En Grande-Bretagne, le gouvernement a alloué 850 millions. de
livres (soit 7,2 milliards de francs) à la British-Leyland, premier
constructeur national de voitures, pour financer son plan de redressement.
Ce plan prévoit des investissements d’un montant de 1,3 milliards
de livres d’ici à 1981 afin d’améliorer la productivité
(la production de voitures par ouvrier devant passer de 5,4 en 1977
à 6,4 cette année puis à 8 au cours des prochaines
années). 10 000 suppressions d’emplois seront réalisées
cette année (4) .
En Italie, la nouvelle Fiat, la « Ritmo » est fabriquée
à Rivalta, près de Turin, et à Cassino. Dans ces
deux usines, des armadas de palettes glissent sur des chemins magnétiques
à l’intérieur d’usines quasi-désertes. Elles transportent
des squelettes d’automobiles auxquels des robots anthropomorphes donnent
leur rigidité, poste après poste, soudure après
soudure, grâce à des bras monstrueux (5).

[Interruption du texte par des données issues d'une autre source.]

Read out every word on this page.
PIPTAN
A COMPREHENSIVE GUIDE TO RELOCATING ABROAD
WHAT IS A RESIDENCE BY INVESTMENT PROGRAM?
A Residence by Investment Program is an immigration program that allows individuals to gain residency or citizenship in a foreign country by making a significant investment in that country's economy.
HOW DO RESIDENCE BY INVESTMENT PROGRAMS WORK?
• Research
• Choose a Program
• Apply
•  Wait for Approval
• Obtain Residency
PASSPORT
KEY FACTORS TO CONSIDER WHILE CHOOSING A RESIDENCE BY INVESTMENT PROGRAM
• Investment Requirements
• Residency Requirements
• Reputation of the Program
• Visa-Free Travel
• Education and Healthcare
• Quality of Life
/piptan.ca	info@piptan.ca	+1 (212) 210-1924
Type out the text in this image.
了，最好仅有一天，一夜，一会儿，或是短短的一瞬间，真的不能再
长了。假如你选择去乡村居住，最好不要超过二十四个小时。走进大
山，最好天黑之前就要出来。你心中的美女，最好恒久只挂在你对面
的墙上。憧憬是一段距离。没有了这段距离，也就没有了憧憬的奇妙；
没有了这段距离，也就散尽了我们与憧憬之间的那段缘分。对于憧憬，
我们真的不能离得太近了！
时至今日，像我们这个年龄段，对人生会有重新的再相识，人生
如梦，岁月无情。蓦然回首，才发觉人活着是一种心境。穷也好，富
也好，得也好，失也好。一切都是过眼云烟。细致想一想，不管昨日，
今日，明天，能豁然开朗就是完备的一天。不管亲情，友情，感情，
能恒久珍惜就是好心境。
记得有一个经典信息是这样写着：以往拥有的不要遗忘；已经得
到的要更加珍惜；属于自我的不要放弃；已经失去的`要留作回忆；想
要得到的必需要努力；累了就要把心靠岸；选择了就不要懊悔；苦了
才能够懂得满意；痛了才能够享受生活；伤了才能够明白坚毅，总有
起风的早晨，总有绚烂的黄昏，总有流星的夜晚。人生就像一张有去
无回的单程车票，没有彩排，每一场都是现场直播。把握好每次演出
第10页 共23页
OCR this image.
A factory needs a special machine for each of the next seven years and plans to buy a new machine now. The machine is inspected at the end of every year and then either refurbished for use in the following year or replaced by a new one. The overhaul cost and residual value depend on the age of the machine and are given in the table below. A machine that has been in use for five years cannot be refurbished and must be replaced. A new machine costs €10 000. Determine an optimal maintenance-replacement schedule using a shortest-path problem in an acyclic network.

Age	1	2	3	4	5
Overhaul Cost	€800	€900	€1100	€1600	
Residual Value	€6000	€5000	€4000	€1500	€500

Les entreprises allemandes procèdent, depuis déjà
un certain temps, à d’importants programmes de rationalisation
et d’automatisation. Il en est ainsi même des firmes remarquablement
florissantes comme Daimler-Benz (Mercédès) et les syndicats
allemands estiment « que l’évolution technologique met
en péril de nombreux emplois (6) ». Globalement l’industrie
allemande a allégé ses effectifs de 10 % entre 1973 et
1976. De plus, le taux d’utilisation des capacités de production
y reste encore de 6 % au-dessous de la normale (7).
On parle de la constitution d’un grand groupe sidérurgique belgo-luxembourgeois
qui aurait une capacité de 18 à 19 millions de tonnes.
Ce qui en ferait le 5e producteur mondial. Le tout se traduirait par
la suppression en 1978 de 7 000 emplois sur 55 000 et l’octroi d’une
aide importante des pouvoirs publics (8).
Il importe de souligner en face de ces exemples relatifs au chômage
dans la CEE que le produit intérieur brut de la communauté
n’a pas pour autant cessé de croître. Les derniers chiffres
connus de cette croissance ont été publiés dans
« Le Monde » du 21 mars : le produit intérieur brut
pour l’ensemble de la CEE a augmenté en 1977 entre 2 et 3 %.
La prévision pour 1978 approche de 3 %. Et tous les experts s’accordent
pour annoncer une croissance du chômage. Dans le textile, par
exemple, le Bureau International du Travail estime qu’un travailleur
sur trois risque de perdre son emploi d’ici à 1985 en Europe
occidentale (7).
Cette situation n’est pas l’apanage des pays de la CEE. Etudiant récemment
l’élargissement de la communauté par l’entrée de
la Grèce, de l’Espagne et du Portugal, la Commission Européenne
a noté que « les restructurations industrielles et agricoles
provoqueront des dégagements de main d’oeuvre qui aggraveront
notablement le chômage dans la Communauté (5). Déjà
le taux de chômage dans la population active en Espagne atteint
plus de 5 %. Pour faire face à un des défis majeurs des
années 80, la Commission estime « qu’il faut de toute urgence
définir une politique de l’emploi audacieuse ».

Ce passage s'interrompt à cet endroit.